We consider a high-dimensional sparse normal means model where the goal is to estimate the mean vector assuming the proportion of non-zero means is unknown. We model the mean vector by a one-group global-local shrinkage prior belonging to a broad class of such priors that includes the horseshoe prior. We address some questions related to asymptotic properties of the resulting posterior distribution of the mean vector for the said class priors. We consider two ways to model the global parameter in this paper. Firstly by considering this as an unknown fixed parameter and then by an empirical Bayes estimate of it. In the second approach, we do a hierarchical Bayes treatment by assigning a suitable non-degenerate prior distribution to it. We first show that for the class of priors under study, the posterior distribution of the mean vector contracts around the true parameter at a near minimax rate when the empirical Bayes approach is used. Next, we prove that in the hierarchical Bayes approach, the corresponding Bayes estimate attains the minimax risk asymptotically under the squared error loss function. We also show that the posterior contracts around the true parameter at a near minimax rate. These results generalize those of van der Pas et al. (2014) \cite{van2014horseshoe}, (2017) \cite{van2017adaptive}, proved for the horseshoe prior. We have also studied in this work the asymptotic Bayes optimality of global-local shrinkage priors where the number of non-null hypotheses is unknown. Here our target is to propose some conditions on the prior density of the global parameter such that the Bayes risk induced by the decision rule attains Optimal Bayes risk, up to some multiplicative constant. Using our proposed condition, under the asymptotic framework of Bogdan et al. (2011) \cite{bogdan2011asymptotic}, we are able to provide an affirmative answer to satisfy our hunch.
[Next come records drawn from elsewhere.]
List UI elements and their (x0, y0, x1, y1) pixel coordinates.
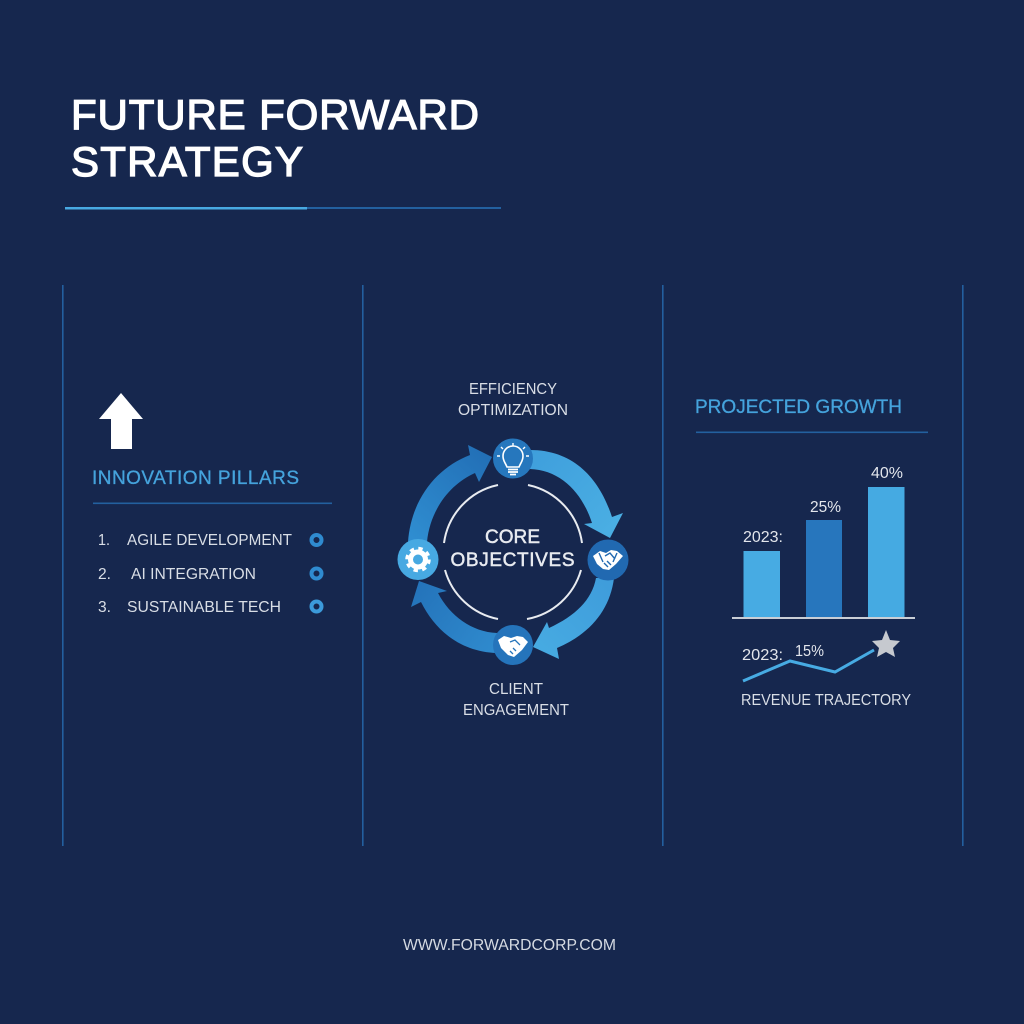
caption: revenue trajectory: REVENUE TRAJECTORY (741, 692, 911, 709)
value labels (743, 465, 903, 546)
title: STRATEGY (71, 138, 303, 185)
arrow: bottom to left (411, 581, 497, 653)
label: efficiency optimization (458, 381, 568, 419)
list item 1: AGILE DEVELOPMENT (127, 532, 292, 549)
list item 2: 2. (98, 566, 111, 583)
line labels: 2023: (742, 647, 783, 664)
center label: core objectives: OBJECTIVES (450, 550, 574, 571)
line labels: 15% (795, 643, 824, 660)
icon: up arrow (99, 393, 143, 449)
value labels: 2023: (743, 529, 783, 546)
title underline (65, 207, 501, 210)
column dividers (62, 285, 964, 846)
panel: core objectives cycle (398, 381, 628, 719)
icon: handshake node bottom (493, 625, 533, 665)
list item 3: 3. (98, 599, 111, 616)
title (71, 91, 479, 185)
icon: gear node (398, 539, 438, 580)
label: client engagement (463, 681, 570, 719)
icon: star (872, 630, 900, 657)
bar 40% (868, 487, 904, 618)
revenue trajectory line (741, 630, 911, 709)
footer url: WWW.FORWARDCORP.COM (403, 937, 616, 954)
center label: core objectives: CORE (485, 527, 540, 548)
inner ring (444, 485, 582, 619)
arrow: top to right (530, 450, 623, 538)
bar 25% (806, 520, 842, 618)
value labels: 40% (871, 465, 903, 482)
line labels (742, 643, 824, 664)
heading: innovation pillars: INNOVATION PILLARS (92, 468, 299, 489)
icon: handshake node right (588, 540, 628, 580)
label: efficiency optimization: OPTIMIZATION (458, 402, 568, 419)
heading: projected growth: PROJECTED GROWTH (695, 397, 902, 418)
bar chart (732, 465, 915, 619)
arrow: right to bottom (533, 578, 614, 659)
list item 1: 1. (98, 532, 110, 549)
value labels: 25% (810, 499, 841, 516)
panel: innovation pillars (92, 393, 332, 616)
heading rule (696, 432, 928, 433)
panel: projected growth (695, 397, 928, 709)
bar 2023 (744, 551, 780, 618)
center label: core objectives (450, 527, 574, 571)
label: client engagement: ENGAGEMENT (463, 702, 570, 719)
label: client engagement: CLIENT (489, 681, 544, 698)
chart baseline (732, 617, 915, 619)
arrow: left to top (408, 445, 492, 542)
label: efficiency optimization: EFFICIENCY (469, 381, 557, 398)
list item 3: SUSTAINABLE TECH (127, 599, 281, 616)
title: FUTURE FORWARD (71, 91, 479, 138)
list item 2 (98, 566, 322, 583)
heading rule (93, 502, 332, 504)
list item 2: AI INTEGRATION (131, 566, 256, 583)
icon: lightbulb node (493, 438, 533, 478)
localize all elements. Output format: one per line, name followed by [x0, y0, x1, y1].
翻译：我们考虑了一个高维稀疏正常值模型, 目标是估算平均值矢量, 假设非零值的比例未知。 我们用一个组的全局- 全球- 本地缩水模型来模拟平均值矢量, 之前属于包括马铃薯在内的大类前端。 我们处理一些与该类前端平均矢量分布结果的无症状特性有关的问题。 我们考虑两个方法来模拟本文中的全球参数。 首先, 将此值视为一个未知的固定参数, 然后用一个经验性的 Bayes 估计。 在第二个方法中, 我们用一个合适的全球级的平面度/ 本地降水量来模拟平均矢量。 我们首先显示, 对于正在研究中的前端, 当使用实验性的 Bayes 方法时, 平均矢量分布在真实值上, 相应的Bayes 估计在最低值20 中, 在平面错误损失功能下, 将最小值的基底部- 度- 直流- 直径的亚马路路路面- 之前的测算法, 提供了我们当前最前的常数。